The trip itself brought us new experiences and introduced us to new things. We ferried across Lake Manapouri, the proving grounds of New Zealand’s nascent environmental movement in the 1970s, to the site of an enormous hydroplant where the lake drains into a giant tunnel system that is bored over 10-km to outlet into Doubtful Sound. We rode a bus over a dirt road that is one of the few passages to the West Coast. While on Doubtful Sound, we were visited by bottlenose dolphins, albatross, and saw a fur seal colony lounging on ocean rocks.
We drove from Te Anau, in the heart of Fiordland, north through Queenstown and Wanaka, to Haast. Haast is one of the most remote places in New Zealand, and therefore in the world. It’s only been since the mid-1960s that there was a road over the Alps to Haast. Before then, residents of Haast would have to take the slow, windy road up the coast (a road subject to being washed out by glacial rivers and ocean inundation) to Arthur’s Pass. To find a town larger than a few hundred people would require a drive of 10 or 12 hours.

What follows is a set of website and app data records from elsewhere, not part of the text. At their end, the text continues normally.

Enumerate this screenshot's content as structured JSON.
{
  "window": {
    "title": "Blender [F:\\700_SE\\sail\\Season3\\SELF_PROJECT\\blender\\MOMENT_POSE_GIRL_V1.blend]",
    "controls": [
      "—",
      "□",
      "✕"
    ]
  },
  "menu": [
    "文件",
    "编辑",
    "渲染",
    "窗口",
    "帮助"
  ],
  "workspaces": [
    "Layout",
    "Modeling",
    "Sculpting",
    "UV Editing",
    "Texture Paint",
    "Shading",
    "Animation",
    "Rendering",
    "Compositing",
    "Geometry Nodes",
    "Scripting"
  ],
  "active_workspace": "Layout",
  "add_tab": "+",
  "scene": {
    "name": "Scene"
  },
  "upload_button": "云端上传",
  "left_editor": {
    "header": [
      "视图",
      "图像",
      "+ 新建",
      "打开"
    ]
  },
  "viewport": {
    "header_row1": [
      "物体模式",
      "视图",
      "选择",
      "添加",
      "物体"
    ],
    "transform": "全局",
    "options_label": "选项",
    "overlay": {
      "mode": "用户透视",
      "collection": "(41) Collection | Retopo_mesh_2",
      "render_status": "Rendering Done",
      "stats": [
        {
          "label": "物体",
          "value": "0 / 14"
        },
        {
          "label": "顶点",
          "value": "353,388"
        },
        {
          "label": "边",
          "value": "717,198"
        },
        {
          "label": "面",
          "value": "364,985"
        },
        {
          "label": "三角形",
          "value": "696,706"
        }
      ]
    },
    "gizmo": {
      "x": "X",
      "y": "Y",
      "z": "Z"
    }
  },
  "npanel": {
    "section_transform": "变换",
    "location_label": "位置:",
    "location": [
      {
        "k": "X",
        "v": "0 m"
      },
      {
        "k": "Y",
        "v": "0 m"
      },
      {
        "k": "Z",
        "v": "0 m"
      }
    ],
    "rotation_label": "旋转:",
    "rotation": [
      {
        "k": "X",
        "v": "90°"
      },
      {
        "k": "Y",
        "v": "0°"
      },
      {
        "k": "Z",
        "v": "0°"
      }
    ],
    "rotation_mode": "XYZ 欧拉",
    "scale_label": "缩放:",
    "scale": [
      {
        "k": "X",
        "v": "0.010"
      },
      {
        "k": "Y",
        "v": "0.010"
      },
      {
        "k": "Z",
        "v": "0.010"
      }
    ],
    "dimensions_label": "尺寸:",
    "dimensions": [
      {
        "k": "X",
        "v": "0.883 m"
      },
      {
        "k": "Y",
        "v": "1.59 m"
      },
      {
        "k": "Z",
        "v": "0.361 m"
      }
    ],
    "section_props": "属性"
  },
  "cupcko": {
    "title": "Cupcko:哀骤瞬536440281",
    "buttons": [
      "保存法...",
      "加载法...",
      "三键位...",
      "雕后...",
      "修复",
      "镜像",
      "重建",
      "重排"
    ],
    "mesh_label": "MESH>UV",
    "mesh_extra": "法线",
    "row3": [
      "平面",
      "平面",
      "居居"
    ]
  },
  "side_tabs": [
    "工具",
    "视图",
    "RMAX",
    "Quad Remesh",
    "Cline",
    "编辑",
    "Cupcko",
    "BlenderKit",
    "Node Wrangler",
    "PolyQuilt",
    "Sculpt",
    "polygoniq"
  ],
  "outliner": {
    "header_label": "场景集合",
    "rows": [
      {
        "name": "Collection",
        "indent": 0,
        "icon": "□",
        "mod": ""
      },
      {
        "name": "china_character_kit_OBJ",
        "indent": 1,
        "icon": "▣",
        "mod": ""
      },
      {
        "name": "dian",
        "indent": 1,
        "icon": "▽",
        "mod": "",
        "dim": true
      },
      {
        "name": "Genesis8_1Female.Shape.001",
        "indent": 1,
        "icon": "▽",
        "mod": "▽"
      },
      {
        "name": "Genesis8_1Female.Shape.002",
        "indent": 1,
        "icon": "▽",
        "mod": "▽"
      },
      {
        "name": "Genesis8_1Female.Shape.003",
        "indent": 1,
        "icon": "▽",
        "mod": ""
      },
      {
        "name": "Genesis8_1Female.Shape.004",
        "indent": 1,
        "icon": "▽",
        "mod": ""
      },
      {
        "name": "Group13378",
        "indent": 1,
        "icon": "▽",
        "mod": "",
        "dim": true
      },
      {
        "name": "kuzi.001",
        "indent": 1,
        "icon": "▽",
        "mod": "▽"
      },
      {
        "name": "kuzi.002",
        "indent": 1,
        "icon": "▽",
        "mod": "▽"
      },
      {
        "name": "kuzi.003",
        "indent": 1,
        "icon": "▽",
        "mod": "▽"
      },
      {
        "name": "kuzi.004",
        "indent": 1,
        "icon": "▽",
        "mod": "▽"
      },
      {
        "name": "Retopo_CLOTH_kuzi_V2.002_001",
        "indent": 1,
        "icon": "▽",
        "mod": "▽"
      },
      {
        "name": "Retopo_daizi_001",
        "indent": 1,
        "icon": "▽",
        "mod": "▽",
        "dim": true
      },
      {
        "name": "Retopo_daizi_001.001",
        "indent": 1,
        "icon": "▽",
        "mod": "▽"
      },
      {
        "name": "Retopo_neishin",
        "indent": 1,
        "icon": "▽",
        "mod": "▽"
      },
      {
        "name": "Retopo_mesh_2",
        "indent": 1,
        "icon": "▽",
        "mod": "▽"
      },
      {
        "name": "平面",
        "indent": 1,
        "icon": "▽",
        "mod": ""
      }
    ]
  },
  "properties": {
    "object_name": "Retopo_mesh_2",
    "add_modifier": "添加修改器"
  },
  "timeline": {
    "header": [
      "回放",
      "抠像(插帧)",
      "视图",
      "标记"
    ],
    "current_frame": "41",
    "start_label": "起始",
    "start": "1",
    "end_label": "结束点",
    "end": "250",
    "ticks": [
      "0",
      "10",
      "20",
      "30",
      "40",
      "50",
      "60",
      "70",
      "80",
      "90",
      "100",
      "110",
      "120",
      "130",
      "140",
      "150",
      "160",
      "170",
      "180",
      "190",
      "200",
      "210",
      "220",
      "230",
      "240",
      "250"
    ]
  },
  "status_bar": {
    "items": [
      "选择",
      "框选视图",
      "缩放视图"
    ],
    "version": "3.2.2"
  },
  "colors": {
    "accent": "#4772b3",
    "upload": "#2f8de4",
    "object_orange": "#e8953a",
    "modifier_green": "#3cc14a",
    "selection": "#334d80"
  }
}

We stayed in a little bach (holiday home) on the West Coast. When it was clear, we could see from coast to the summits of the Southern Alps. We visited the Fox Glacier, one that nearly spans from the summit of Mt. Cook to the Tasman Sea. It’s now a significant hike to the overlook where you can see the toe of the glacier. It has receded miles since first European arrival in New Zealand and is rapidly melting up canyon. We saw waterfalls, beautiful forests, and a glacial landscape that was varied and spectacular. In spite of weather forecasts of showers, we saw blue skies and we saw a vista or two that included Mt. Cook/Aoraki, the tallest mountain in New Zealand. Of course the showers came later, since average annual rainfall on the west coast ranges from 3-meters in Haast to over 7-meters in Hokitika.

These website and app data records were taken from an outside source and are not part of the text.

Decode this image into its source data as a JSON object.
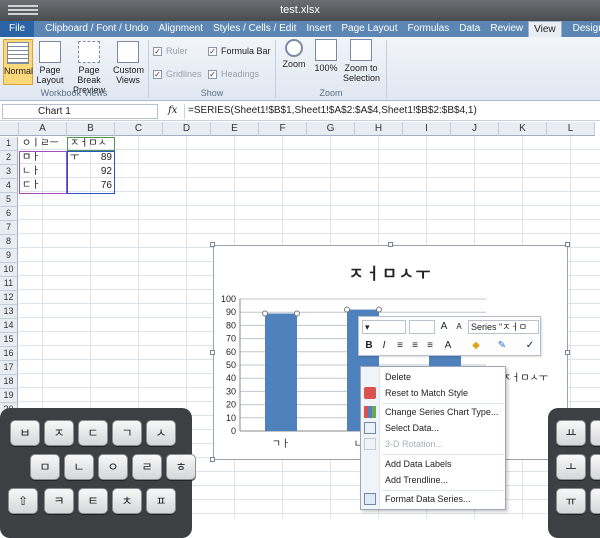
{
  "window": {
    "title": "test.xlsx"
  },
  "ribbon_tabs": [
    "File",
    "Clipboard / Font / Undo",
    "Alignment",
    "Styles / Cells / Edit",
    "Insert",
    "Page Layout",
    "Formulas",
    "Data",
    "Review",
    "View",
    "Design",
    "La"
  ],
  "ribbon": {
    "workbook_views": {
      "label": "Workbook Views",
      "normal": "Normal",
      "page_layout": "Page Layout",
      "page_break": "Page Break Preview",
      "custom_views": "Custom Views"
    },
    "show": {
      "label": "Show",
      "ruler": "Ruler",
      "formula_bar": "Formula Bar",
      "gridlines": "Gridlines",
      "headings": "Headings"
    },
    "zoom": {
      "label": "Zoom",
      "zoom": "Zoom",
      "hundred": "100%",
      "to_selection": "Zoom to Selection"
    }
  },
  "formula_bar": {
    "name_box": "Chart 1",
    "fx": "fx",
    "formula": "=SERIES(Sheet1!$B$1,Sheet1!$A$2:$A$4,Sheet1!$B$2:$B$4,1)"
  },
  "columns": [
    "A",
    "B",
    "C",
    "D",
    "E",
    "F",
    "G",
    "H",
    "I",
    "J",
    "K",
    "L"
  ],
  "rows": [
    "1",
    "2",
    "3",
    "4",
    "5",
    "6",
    "7",
    "8",
    "9",
    "10",
    "11",
    "12",
    "13",
    "14",
    "15",
    "16",
    "17",
    "18",
    "19",
    "20",
    "21",
    "22",
    "23",
    "24",
    "25",
    "26"
  ],
  "cells": {
    "a1": "ㅇㅣㄹㅡㅁ",
    "b1": "ㅈㅓㅁㅅㅜ",
    "a2": "ㄱㅏ",
    "b2": "89",
    "a3": "ㄴㅏ",
    "b3": "92",
    "a4": "ㄷㅏ",
    "b4": "76"
  },
  "chart_data": {
    "type": "bar",
    "title": "ㅈㅓㅁㅅㅜ",
    "categories": [
      "ㄱㅏ",
      "ㄴㅏ",
      "ㄷㅏ"
    ],
    "series": [
      {
        "name": "ㅈㅓㅁㅅㅜ",
        "values": [
          89,
          92,
          76
        ],
        "color": "#4f81bd"
      }
    ],
    "ylim": [
      0,
      100
    ],
    "yticks": [
      "0",
      "10",
      "20",
      "30",
      "40",
      "50",
      "60",
      "70",
      "80",
      "90",
      "100"
    ],
    "grid": true,
    "legend": "right"
  },
  "mini_toolbar": {
    "series_dropdown": "Series \"ㅈㅓㅁ"
  },
  "context_menu": [
    "Delete",
    "Reset to Match Style",
    "Change Series Chart Type...",
    "Select Data...",
    "3-D Rotation...",
    "Add Data Labels",
    "Add Trendline...",
    "Format Data Series..."
  ],
  "keyboard_left": [
    [
      "ㅂ",
      "ㅈ",
      "ㄷ",
      "ㄱ",
      "ㅅ"
    ],
    [
      "ㅁ",
      "ㄴ",
      "ㅇ",
      "ㄹ",
      "ㅎ"
    ],
    [
      "ㅋ",
      "ㅌ",
      "ㅊ",
      "ㅍ"
    ]
  ],
  "keyboard_right": [
    [
      "ㅛ",
      "ㅕ"
    ],
    [
      "ㅗ",
      "ㅓ"
    ],
    [
      "ㅠ",
      "ㅜ"
    ]
  ]
}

One experience that was novel and was constantly brought to our memory for over a week after the trip included sandflies. While this country is Edenic, the snake in the garden is clearly this small fly. New Zealand has no poisonous reptiles, no native predators, few spiny plants. It is the most benign place (other than the weather) that I’ve ever visited. Instead, the only thing that keeps the West Coast from being overrun by people is this small, blood-sucking fly that will arrive in the 10’s of thousands if you stop moving. We got out at a lovely beach that was bordered by kohikitea trees 70-80-meters tall. While I flew my drone, I realized that my tan pants had nearly turned black by these small flies. They flew everywhere and tried to access flesh at shirt openings, ears, eyes, mouths, ankles, and even through hair. The most nefarious element of sandflies is that their bites are painless and go unnoticed for a day or two. They then itch much worse than mosquito bites. The kids kept count on their misery, reporting the number of bites on particular body parts (“10 on my right foot, 14 on my calf, …”).
Marshaling a trip like this takes some level of logistical mastery. Frequently in the past the joy has been diminished somewhat by the crush of having to know what and when we will eat next. This trip was relaxing and incredible in part because Martha, as part of a YW Personal Progress project, planned all of the food, organized the shopping, and led out on cooking for the week. She may ultimately be an engineer with her quantitative and logical skills but for the coming years she can be our family food and party planner. Her future family will be very lucky.
A special thanks to Coulter, again, for his work editing our family videos.
Part of my efforts included capturing imagery that will allow me to build computer models of forest and grassland canopies. One evening I visited a coastal wetland to take some teaching photos and videos and as I flew my drone I captured this image. It’s my new favorite NZ photo.